Dios quiso que llegaran a un ático de Pedralbes, dos grandes habitaciones, un gran salón, gran terraza, gran aire acondicionado, gran parking. Gran dama todavía Lola, la Lola de los divorcios, la Lola de las lenguas, la Lola de las camas. Gran señora ya algo consumida, pero llena todavía de belleza marginal, a la que se podía pagar lo que fuese por un polvo bajo un dosel o un escudo heráldico. O quién sabe si por un polvo en pie, sobre el estante de una joyería.
Méndez sabía que no siempre se paga a la mujer, sino que se paga a su fantasma.
Amores, lleno de orgullo íntimo, fue el que se quiso presentar:
– Yo soy el ayudante del señor Méndez.
No fue una entrevista larga, pero sí difícil y llena de sobrentendidos. Méndez aclaró que su misión no era oficial, aunque precisamente por eso era auténtica. Julia le había explicado el problema de Lola con un tal David, y como Méndez también buscaba a un tal David, bien pudiera ser que las estrellas del destino de todos ellos se hubieran puesto a girar en la misma elipse. Usted, señora, me da la dirección que necesito y yo me ocupo del brillantísimo servicio, sin ninguna molestia para nadie. Bueno, puede que haya alguna molestia para el tal David, como dolores occipitales, desprendimientos renales y pinchazos anales, pero eso ocurre en las mejores familias. Con todo esto, doña Lola, usted ya habrá comprendido que yo soy un policía moderado por la Constitución, pero en el fondo del viejo estilo.
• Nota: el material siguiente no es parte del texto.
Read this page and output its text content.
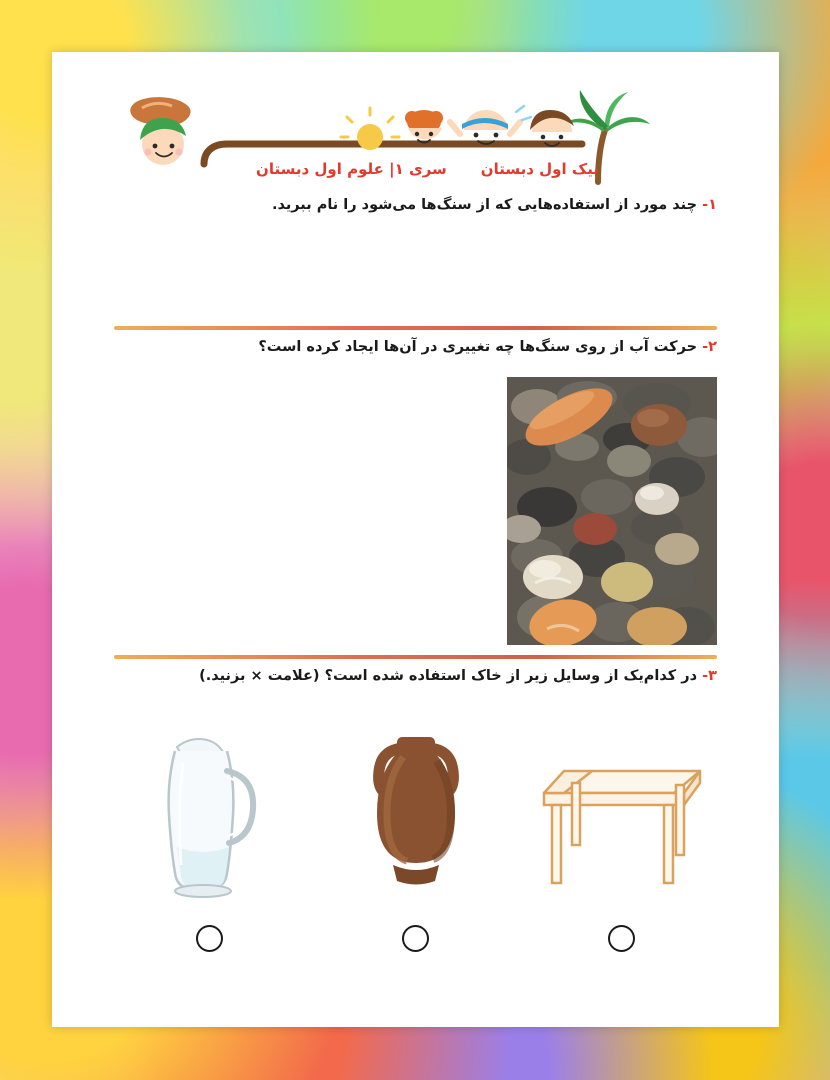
پیک اول دبستان
سری ۱| علوم اول دبستان
۱- چند مورد از استفاده‌هایی که از سنگ‌ها می‌شود را نام ببرید.
۲- حرکت آب از روی سنگ‌ها چه تغییری در آن‌ها ایجاد کرده است؟
۳- در کدام‌یک از وسایل زیر از خاک استفاده شده است؟ (علامت × بزنید.)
Y allí estaba el gran salón, las alfombras orientales, las tapicerías de seda, los muebles sólidos y las cortinillas, en cambio, finas y livianas, hechas con baba de monja. Allí estaba la gran terraza, desde la que se dominaba todo Barcelona y se veía el mar. «Con unos prismáticos que fueron de mi marido puedo leer hasta los nombres de los buques que entran y salen, señor Méndez.» Y allí estaba, sobre todo, el retrato de la nena.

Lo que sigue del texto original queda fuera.